Delhi drinks. It drinks with enthusiasm, variety, and — on a Saturday night in Hauz Khas — a volume that could drown out a small brass band.
Beer
The city is awash in bars, from rooftop lounges where a Corona or Hoegaarden goes for about ₹650 ($7/€6), to neighbourhood watering holes where the lighting is dim and the prices dimmer. Try the locals: Kingfisher Ultra or Premium are the old faithfuls, and Bira has carved out a following with a flavour profile that’s a notch more interesting. When in Rome, drink what the Romans drink — especially when it’s cheaper.
Hard liquor
The full orchestra is available at most bars. Delhi takes its drinking seriously, and the cocktail scene has grown from “whisky-soda” to something approaching genuine mixology.
Wine
Delhi has a handful of dedicated wine bars. Indian wines are improving at a clip, and a glass of Sula or Fratelli might surprise you. Regular restaurants, however, may not be the place to test this theory — wine lists outside the top tier can be thin and uninspired, like a conversation with someone who’s only read the back cover.
Dry days
India observes “dry days” — dates on which no alcohol is sold, as decreed by the gods of bureaucracy and religious sentiment. These include major religious holidays, certain national occasions (Republic Day, Independence Day, Gandhi’s anniversary), and election days, because apparently democracy requires sobriety. If you absolutely need a drink on a dry day, four-star and five-star hotels operate under different rules and will serve you with the discreet grace of a speakeasy.

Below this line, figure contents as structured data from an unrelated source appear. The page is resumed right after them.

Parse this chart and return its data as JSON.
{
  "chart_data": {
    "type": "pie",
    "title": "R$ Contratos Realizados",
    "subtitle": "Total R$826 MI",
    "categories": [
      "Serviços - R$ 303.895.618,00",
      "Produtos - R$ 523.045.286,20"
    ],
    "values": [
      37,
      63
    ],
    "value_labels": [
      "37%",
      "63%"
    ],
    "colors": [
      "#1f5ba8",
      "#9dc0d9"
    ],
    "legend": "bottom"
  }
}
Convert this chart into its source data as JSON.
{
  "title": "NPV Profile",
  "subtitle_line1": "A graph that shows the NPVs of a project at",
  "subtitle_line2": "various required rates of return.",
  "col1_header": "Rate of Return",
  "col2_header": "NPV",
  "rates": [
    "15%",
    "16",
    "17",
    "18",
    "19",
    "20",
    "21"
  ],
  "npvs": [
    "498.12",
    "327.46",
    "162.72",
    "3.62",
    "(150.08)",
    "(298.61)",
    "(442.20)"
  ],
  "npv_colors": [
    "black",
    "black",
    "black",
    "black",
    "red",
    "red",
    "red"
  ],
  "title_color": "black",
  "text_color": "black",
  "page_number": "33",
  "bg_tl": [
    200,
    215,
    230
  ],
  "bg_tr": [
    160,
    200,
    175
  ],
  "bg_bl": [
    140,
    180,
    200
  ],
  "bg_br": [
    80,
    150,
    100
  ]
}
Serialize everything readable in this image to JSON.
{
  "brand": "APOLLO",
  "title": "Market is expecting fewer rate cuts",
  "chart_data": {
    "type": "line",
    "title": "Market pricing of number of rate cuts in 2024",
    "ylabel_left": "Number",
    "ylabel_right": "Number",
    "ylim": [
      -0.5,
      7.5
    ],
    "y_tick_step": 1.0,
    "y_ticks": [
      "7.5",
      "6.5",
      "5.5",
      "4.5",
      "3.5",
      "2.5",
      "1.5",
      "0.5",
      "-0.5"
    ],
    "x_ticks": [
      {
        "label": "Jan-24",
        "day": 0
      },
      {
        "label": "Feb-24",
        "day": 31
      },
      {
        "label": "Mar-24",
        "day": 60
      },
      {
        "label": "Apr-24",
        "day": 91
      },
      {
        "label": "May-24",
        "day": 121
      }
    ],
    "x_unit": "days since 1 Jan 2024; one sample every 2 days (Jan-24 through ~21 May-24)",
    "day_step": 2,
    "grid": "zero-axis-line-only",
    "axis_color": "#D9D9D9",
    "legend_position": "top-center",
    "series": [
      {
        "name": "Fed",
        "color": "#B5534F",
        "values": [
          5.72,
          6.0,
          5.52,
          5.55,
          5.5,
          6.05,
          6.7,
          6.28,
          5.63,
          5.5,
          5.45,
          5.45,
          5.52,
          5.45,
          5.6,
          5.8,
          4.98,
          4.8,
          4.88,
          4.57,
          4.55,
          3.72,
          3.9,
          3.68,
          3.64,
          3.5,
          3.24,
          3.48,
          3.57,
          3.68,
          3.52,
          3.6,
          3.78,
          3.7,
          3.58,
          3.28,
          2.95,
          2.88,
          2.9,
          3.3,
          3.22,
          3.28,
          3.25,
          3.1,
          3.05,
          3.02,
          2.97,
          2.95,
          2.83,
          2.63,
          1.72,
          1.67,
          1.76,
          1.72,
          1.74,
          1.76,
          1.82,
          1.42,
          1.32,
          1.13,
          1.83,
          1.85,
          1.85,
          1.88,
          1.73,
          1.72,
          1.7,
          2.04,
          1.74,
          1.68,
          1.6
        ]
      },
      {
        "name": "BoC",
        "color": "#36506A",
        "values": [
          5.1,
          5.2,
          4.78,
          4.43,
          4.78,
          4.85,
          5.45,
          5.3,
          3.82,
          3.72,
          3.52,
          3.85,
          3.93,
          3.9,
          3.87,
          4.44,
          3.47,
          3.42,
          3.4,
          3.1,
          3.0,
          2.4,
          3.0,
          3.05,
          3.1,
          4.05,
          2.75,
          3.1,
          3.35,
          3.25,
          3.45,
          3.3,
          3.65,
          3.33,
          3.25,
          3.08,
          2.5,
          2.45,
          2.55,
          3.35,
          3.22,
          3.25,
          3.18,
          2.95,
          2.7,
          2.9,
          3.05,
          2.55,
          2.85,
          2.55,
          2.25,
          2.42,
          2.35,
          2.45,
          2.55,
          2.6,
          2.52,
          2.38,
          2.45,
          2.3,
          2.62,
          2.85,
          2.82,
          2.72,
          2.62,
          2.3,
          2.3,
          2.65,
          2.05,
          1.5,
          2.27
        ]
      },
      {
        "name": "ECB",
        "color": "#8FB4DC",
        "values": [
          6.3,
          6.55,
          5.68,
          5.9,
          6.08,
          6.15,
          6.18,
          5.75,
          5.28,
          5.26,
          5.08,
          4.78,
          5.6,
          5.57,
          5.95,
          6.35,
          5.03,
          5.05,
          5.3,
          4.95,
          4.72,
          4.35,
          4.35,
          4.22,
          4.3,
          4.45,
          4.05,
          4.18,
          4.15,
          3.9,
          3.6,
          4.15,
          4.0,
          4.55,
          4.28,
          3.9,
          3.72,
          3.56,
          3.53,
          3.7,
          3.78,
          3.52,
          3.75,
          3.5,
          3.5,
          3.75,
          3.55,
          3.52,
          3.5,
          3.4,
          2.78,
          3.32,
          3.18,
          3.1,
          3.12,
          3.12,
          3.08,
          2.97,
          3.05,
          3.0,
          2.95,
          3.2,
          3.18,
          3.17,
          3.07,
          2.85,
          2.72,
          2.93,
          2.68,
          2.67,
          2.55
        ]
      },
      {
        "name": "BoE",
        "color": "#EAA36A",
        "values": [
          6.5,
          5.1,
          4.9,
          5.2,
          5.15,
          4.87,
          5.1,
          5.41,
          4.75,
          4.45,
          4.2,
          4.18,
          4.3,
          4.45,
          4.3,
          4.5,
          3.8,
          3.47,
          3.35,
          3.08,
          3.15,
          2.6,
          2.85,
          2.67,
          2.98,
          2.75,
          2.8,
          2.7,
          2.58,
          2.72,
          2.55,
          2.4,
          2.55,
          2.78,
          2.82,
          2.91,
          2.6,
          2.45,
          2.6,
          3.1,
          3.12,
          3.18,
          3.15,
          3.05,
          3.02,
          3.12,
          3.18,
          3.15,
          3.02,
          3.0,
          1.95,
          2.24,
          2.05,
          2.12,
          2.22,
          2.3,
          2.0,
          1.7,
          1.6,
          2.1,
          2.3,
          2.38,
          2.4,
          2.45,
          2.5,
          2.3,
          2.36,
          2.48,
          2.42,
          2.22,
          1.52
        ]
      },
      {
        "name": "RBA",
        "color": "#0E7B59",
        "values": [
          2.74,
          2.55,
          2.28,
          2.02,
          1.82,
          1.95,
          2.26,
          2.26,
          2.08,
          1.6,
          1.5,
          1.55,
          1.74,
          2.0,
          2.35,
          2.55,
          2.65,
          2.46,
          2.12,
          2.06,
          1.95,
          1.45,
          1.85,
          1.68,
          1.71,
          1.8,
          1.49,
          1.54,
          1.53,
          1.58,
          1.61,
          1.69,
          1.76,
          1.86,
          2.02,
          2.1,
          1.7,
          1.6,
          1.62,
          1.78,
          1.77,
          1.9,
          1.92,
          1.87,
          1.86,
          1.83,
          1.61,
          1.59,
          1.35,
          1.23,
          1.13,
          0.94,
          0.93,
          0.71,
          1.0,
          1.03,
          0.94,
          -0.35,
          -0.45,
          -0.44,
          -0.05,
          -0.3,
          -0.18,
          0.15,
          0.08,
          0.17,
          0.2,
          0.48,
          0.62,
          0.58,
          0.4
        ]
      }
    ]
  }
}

A word on etiquette: Stay within your limits. Don’t appear visibly drunk on the roads — it’s frowned upon culturally, and it makes you a target for every opportunist in a five-block radius. Drinking outside the premises of a bar or restaurant is against the rules. Think of Delhi’s attitude to public drinking the way Singapore feels about chewing gum: technically a law, practically a statement of intent.